Sparkes signaled to Matthews to go and call Johnstone to confirm the new information.

As the sergeant closed the front door behind him, Sparkes looked hard at Doonan. “Is this other driver a friend of yours?”

Doonan sniffed. “Not really. Bit of a mystery if I’m honest. Clever boy. Deep, I’d say.”

Sparkes wrote it down. “Deep, how?”

“Acted all friendly, but you never knew what he was thinking. The blokes would be talking in the drivers’ lunchroom and he’d just be listening in. Secretive, I suppose.”

Matthews knocked on the window, startling them both, and Sparkes put his notebook away and said good-bye without shaking hands.

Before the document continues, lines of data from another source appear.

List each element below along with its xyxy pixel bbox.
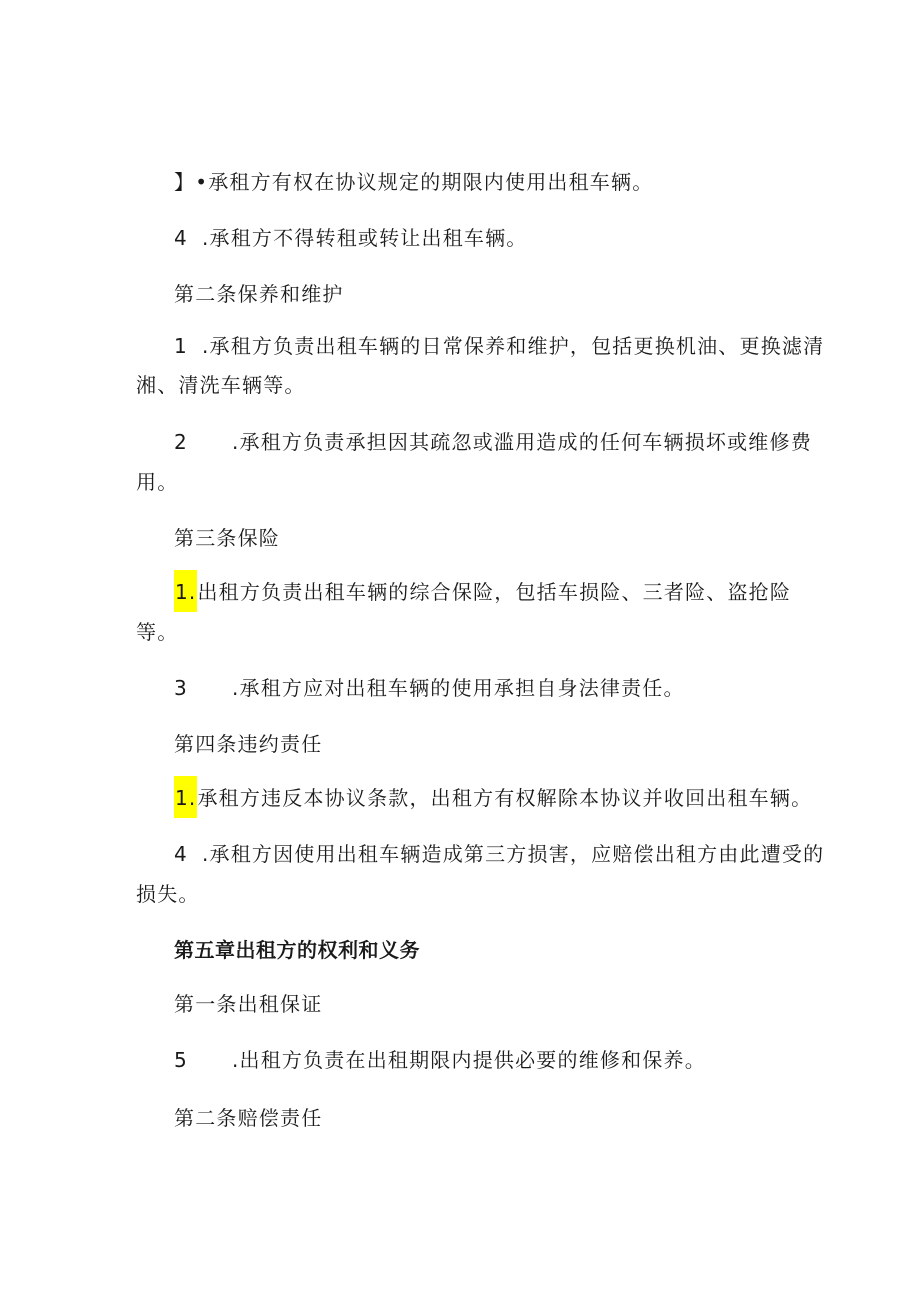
article-heading-maintenance [174, 282, 344, 306]
article-heading-compensation [174, 1106, 322, 1130]
clause-number: 4 [174, 842, 188, 866]
clause-text: .出租方负责在出租期限内提供必要的维修和保养。 [231, 1048, 706, 1072]
clause-text: 出租方负责出租车辆的综合保险，包括车损险、三者险、盗抢险 [197, 580, 792, 604]
clause-text: .承租方应对出租车辆的使用承担自身法律责任。 [231, 676, 685, 700]
clause-third-party-damage [174, 842, 824, 866]
clause-number: 3 [174, 676, 188, 700]
clause-continuation [136, 882, 200, 906]
clause-text-continued: 损失。 [136, 882, 200, 906]
clause-number: 2 [174, 430, 188, 454]
highlighted-clause-number: 1. [174, 776, 197, 818]
clause-comprehensive-insurance [174, 580, 791, 612]
clause-tenant-use-right [174, 170, 653, 194]
clause-lessor-maintenance [174, 1048, 706, 1072]
clause-text: .承租方负责承担因其疏忽或滥用造成的任何车辆损坏或维修费 [231, 430, 812, 454]
clause-continuation [136, 620, 178, 644]
article-title: 第二条保养和维护 [174, 282, 344, 306]
clause-termination [174, 786, 812, 818]
clause-text-continued: 等。 [136, 620, 179, 644]
article-title: 第二条赔偿责任 [174, 1106, 323, 1130]
article-heading-insurance [174, 526, 280, 550]
clause-text: .承租方因使用出租车辆造成第三方损害，应赔偿出租方由此遭受的 [201, 842, 825, 866]
clause-no-sublease [174, 226, 528, 250]
clause-text: 】•承租方有权在协议规定的期限内使用出租车辆。 [174, 170, 654, 194]
clause-text: .承租方不得转租或转让出租车辆。 [201, 226, 528, 250]
article-heading-lease-guarantee [174, 992, 322, 1016]
chapter-heading-lessor-rights [174, 938, 420, 962]
chapter-title: 第五章出租方的权利和义务 [174, 938, 420, 962]
clause-text-continued: 用。 [136, 470, 179, 494]
article-title: 第三条保险 [174, 526, 280, 550]
clause-text-continued: 湘、清洗车辆等。 [136, 373, 306, 397]
clause-text: 承租方违反本协议条款，出租方有权解除本协议并收回出租车辆。 [197, 786, 813, 810]
article-heading-breach [174, 732, 322, 756]
clause-continuation [136, 470, 178, 494]
clause-legal-liability [174, 676, 685, 700]
article-title: 第四条违约责任 [174, 732, 323, 756]
clause-number: 4 [174, 226, 188, 250]
article-title: 第一条出租保证 [174, 992, 323, 1016]
highlighted-clause-number: 1. [174, 570, 197, 612]
clause-daily-maintenance [174, 334, 824, 358]
clause-continuation [136, 373, 306, 397]
clause-number: 5 [174, 1048, 188, 1072]
clause-damage-costs [174, 430, 812, 454]
clause-text: .承租方负责出租车辆的日常保养和维护，包括更换机油、更换滤清 [201, 334, 825, 358]
clause-number: 1 [174, 334, 188, 358]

“We’ll see you again, Mr. Doonan.”

The driver excused himself from getting up to let them out. “Slam the door behind you and come back anytime,” he called after them.

The officers got in the stinking lift and looked at each other as the doors closed.

“Mr. Johnstone says there’s nothing in the log about Glen Taylor doing any jobs that afternoon. He’s looking for the delivery receipt to see whose signature is on it. I’ve got Taylor’s address.”

“Let’s go there now,” Sparkes said, reaching for his keys. “And check if Doonan turned up for his doctor’s appointment.”

In the flat, Mike Doonan waited for an hour and then staggered to the coat hooks in the hall and fished out a padlock key from his jacket pocket. He shook two of his special painkillers from a white plastic container and swallowed them with a gulp of cold coffee. He stood while they kicked in and then shuffled out to remove the pictures and magazines from his locker in the neighbor’s garage.

“Fucking police,” he grumbled as he braced himself against the lift wall. He’d burn the photos later. He’d been stupid to keep them really, but they were all that was left of his little hobby. The computer stuff had come to an end months ago, when his spine had started to collapse and he couldn’t get to his special Internet café anymore.

Too crippled for porn. He laughed to himself—his painkillers making him light-headed and giddy. That’s tragic.

He opened the door of the gray metal cabinet and pulled the battered-looking blue folder off the top shelf. The corners of the photocopies had become dog-eared with use, and the colors were beginning to fade. He’d bought them from another driver, a bloke who drove cabs down on the coast and sold his stuff from the boot of his car. Doonan knew his pictures by heart: the faces, the poses, the domesticity of the backgrounds—living rooms, bedrooms, bathrooms.

He hoped the detectives were giving Glen Taylor a good going-over. Served him right, jumped-up little prick.

The older one had looked interested when he’d said Taylor was “deep.” He smiled.





THIRTEEN


The Detective

SATURDAY, APRIL 7, 2007


Sparkes’s heart was going like a steam hammer as he walked up the Taylors’ path, all senses heightened. He’d done this walk a hundred times, but his reactions never seemed blunted by repetition.

The house was a semi, painted and well cared for with double-glazed windows and clean net curtains.

Are you here, Bella? he repeated in his head as he raised a hand to knock on the door. Softly, softly, he reminded himself. Let’s not panic anyone.

And then there he was. Glen Taylor.

He looks like the bloke next door was Sparkes’s first thought. But then monsters rarely look the part. You hope you’ll be able to see the evil shining out of them—it would make police work a damned sight easier, he often said. But evil was a slippery substance, glimpsed only occasionally and all the more horrifying for that, he knew.

The detective made a quick visual sweep behind Taylor for any signs of a child, but the hall and stairs were spotless, nothing out of place.

“Normal to the point of abnormal,” he told Eileen later. “Looked like a show house.” Eileen had taken offense, seeing the remark as a judgment on her own housekeeping skills, and hissed her discontent at him.